Напрасно старался, конечно. Кто, скажите на милость, станет его слушать, когда в школе назревает важное событие! И ладно бы рассказывал что-то путное, про войну, про оружие, про тактику видения допросов – это бы еще сгодилось. Так нет, болтает о каком– то идиотском царе, который был высоченного роста и любил работать своими руками. А между тем школьный совет давно хочет историю выкинуть из программы вовсе, только и ждет указаний свыше. Отменили же год назад мировую историю как утратившую всякий смысл и только разжигающую излишнюю ненависть между учащимися. Хотя чего ее разжигать – она и не гаснет никогда, полыхает яростным багровым пламенем.

Причем произошла эта отмена после заварушки именно в том классе, где отбывал учебу Дым, он же Димка Дымов. Тогда он еще хорошо учился, потому у него была твердая надежда. Он всей душой верил, что обязательно выберется из этой школы, из их города, из провинции.

А вела мировую историю одна старуха, такая древняя, что даже по улицам повсюду ходила без охраны – кто бы на нее польстился! На своем последнем уроке она говорила как раз про войну, охватившую сотни лет назад весь тогдашний еще не ушедший под воду мир, и потому слушали ее с интересом. И рассказывала старая здорово, про концлагеря там, про расстрелы, про газовые камеры, словно сама все это повидала. Редкий случай, когда звонку на перемену никто не обрадовался, а кто-то с «камчатки» даже взмолился:

– Марья Антоновна, расскажите еще, ну пожалуйста!

Но старушка озабоченно помотала круглой седой головой с проплешинами: ей пора было принимать таблетки, а хранились оные в учительской, в сейфе, чтобы не сперли ироды, то есть ученики.

– Потом, потом, детки, на следующем уроке закончу.

И тогда Ванька Сомов с абсолютно невинным видом спросил:

– Вот вы все говорили, Марья Антоновна: фашисты, фрицы. А какая национальность-то у них была, мы чего-то не поняли?

Историчка, наверное, была так довольна успешным занятием, что не просекла подвоха. Улыбнулась пожелтевшими протезами и ляпнула сдуру:

– В основном, Ванечка, это были немцы, хотя не только…

Тут она одумалась и со щелчком захлопнула рот. Но было уже поздно, парни с русского ряда – самого удобного, у окна и поближе к еле теплым батареям – разом развернулись и уставились на самую заднюю парту в среднем ряду. За ней оцепенели, схватились за руки рыжие и обычно румяные, а сейчас серо-зеленые от ужаса братья Вегнеры.

Правда, Марья Антоновна не растерялась и этим порушила ребятам весь кайф. Она мигом проковыляла через класс к Вегнерам, выкрикивая на ходу почему-то басом:

– Всем сидеть! С места не двигаться!

Дошла, вытащила парней из-за парты и под прикрытием своего тощего тела отконвоировала в учительскую. А когда русские пацаны после уроков вывалились из школы, везде уже дежурили полиция и дружинники, так что большая расправа не состоялась. Но старуху после того случая уволили или она сама не захотела оставаться. А заодно и с мировой историей было покончено навсегда.

Дым не хотел вспоминать тот день, сжимал под партой до хруста кулаки и тряс головой – а отогнать воспоминания все равно не удавалось. Ведь и день тогда был почти такой же: середина осени, 15 октября, холод в классах, а за окном сырая темень и пощелкивание капель о карнизы.
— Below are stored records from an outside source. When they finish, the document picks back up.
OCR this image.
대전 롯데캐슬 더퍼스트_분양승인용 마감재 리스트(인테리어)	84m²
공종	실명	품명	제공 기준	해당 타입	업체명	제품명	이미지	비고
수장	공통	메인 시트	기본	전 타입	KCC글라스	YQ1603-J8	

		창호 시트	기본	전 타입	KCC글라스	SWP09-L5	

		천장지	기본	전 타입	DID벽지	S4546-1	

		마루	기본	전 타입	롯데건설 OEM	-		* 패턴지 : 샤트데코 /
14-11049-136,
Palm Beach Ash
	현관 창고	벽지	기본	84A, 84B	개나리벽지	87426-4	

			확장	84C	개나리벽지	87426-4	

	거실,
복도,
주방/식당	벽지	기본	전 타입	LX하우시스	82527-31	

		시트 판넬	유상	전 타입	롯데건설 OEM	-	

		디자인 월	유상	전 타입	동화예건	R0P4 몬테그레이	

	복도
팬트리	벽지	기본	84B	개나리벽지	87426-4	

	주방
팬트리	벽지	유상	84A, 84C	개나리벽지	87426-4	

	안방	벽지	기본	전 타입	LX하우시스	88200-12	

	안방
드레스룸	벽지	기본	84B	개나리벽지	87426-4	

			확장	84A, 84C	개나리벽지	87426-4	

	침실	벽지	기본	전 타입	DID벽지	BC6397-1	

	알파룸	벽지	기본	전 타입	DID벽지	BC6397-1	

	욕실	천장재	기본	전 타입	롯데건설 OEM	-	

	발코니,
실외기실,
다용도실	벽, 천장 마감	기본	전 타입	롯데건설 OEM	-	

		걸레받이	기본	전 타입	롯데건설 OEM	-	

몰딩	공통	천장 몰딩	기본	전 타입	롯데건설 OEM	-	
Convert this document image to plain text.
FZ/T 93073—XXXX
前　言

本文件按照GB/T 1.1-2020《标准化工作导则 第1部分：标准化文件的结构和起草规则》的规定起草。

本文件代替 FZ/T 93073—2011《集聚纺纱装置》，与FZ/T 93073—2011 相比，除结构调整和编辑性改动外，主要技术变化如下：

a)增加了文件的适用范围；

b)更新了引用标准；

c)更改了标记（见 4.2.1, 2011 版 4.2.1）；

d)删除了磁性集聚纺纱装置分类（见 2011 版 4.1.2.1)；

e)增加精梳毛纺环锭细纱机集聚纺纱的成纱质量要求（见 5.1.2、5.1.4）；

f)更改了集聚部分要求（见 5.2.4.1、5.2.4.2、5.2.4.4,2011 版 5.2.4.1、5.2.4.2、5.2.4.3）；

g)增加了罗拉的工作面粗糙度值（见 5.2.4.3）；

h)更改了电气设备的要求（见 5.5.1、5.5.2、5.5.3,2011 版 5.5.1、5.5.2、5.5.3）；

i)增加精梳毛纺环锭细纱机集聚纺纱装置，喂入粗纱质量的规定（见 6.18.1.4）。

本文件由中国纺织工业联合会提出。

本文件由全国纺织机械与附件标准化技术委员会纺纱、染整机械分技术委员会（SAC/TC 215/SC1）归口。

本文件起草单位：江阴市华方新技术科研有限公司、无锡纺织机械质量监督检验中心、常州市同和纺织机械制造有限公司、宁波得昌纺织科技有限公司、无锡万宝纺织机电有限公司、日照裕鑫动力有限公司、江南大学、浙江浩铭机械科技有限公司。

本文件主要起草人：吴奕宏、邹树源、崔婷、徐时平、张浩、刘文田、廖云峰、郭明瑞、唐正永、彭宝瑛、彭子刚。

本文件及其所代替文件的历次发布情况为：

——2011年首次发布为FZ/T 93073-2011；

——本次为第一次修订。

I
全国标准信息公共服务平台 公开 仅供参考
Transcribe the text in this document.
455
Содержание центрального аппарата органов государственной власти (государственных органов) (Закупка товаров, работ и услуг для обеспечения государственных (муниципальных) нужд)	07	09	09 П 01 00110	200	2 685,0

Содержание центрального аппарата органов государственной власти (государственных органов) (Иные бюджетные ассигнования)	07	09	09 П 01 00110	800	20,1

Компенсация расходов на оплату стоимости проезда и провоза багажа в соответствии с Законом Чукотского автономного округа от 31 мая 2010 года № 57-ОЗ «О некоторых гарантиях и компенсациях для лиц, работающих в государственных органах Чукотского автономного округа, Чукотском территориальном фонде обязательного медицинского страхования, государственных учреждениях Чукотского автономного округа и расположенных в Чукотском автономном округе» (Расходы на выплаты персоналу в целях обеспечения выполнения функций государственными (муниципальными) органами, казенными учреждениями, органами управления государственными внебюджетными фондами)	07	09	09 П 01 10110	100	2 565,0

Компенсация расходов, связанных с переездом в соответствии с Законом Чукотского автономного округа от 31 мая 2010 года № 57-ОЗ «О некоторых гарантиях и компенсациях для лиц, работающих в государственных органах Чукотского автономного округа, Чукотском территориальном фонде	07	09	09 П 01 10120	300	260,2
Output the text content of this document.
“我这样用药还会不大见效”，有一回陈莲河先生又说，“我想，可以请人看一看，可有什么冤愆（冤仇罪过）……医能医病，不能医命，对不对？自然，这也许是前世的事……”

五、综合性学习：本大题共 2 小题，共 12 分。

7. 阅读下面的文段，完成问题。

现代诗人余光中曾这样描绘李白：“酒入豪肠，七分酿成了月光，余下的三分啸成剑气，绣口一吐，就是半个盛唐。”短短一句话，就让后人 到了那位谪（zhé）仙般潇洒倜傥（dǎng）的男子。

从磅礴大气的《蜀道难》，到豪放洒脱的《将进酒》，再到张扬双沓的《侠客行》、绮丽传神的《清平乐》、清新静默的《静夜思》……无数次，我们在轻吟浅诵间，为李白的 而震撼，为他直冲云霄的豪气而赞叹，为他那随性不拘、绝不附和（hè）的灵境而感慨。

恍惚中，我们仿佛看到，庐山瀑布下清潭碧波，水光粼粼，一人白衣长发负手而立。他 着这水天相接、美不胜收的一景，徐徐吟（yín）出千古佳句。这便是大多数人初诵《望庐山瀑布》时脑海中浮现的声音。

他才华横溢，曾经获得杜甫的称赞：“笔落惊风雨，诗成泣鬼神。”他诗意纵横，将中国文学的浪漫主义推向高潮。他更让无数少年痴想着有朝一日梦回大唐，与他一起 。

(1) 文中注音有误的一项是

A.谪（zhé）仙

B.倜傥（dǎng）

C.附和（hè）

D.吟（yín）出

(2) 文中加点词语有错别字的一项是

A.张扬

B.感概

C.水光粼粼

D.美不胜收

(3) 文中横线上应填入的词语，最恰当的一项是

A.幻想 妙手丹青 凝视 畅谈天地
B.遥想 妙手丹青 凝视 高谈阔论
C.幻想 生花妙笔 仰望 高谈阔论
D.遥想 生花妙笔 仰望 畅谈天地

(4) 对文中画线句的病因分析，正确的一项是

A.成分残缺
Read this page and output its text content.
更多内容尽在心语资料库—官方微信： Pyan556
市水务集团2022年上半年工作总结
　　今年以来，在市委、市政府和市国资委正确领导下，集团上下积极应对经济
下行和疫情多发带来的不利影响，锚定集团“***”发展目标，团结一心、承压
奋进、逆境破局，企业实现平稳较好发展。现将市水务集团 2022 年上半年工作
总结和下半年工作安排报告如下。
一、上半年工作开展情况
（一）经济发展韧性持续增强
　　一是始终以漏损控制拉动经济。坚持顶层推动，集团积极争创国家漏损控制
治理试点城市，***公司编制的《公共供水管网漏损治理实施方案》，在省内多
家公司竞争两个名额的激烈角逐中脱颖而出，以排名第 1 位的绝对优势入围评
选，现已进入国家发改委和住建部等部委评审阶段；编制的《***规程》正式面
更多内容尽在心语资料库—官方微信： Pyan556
Тогда он был рад-радешенек, что не оказался втянут в дурацкую драку, и что можно было сразу после уроков бежать домой, к родителям.

А за пару недель до того дня он вернулся из школы и очень удивился тому, что отец был дома. Отец работал кассиром в большом, стылом, с вечно пустующими полками универсаме, за место свое сильно держался. Даже выходил из дома всегда на полчаса раньше, бормоча себе под нос что-то про происки коллег. И после окончания смены приходил домой в униформе (серый комбинезон без карманов и бордовый фартук), не снимал его до закрытия магазина на случай, если потребуется срочно подменить кого-то. Но сейчас был одет по-домашнему, сидел на краю дивана, а мама в халате и с распущенными волосами полусидела, откинувшись на подушку, по плечи накрытая пледом.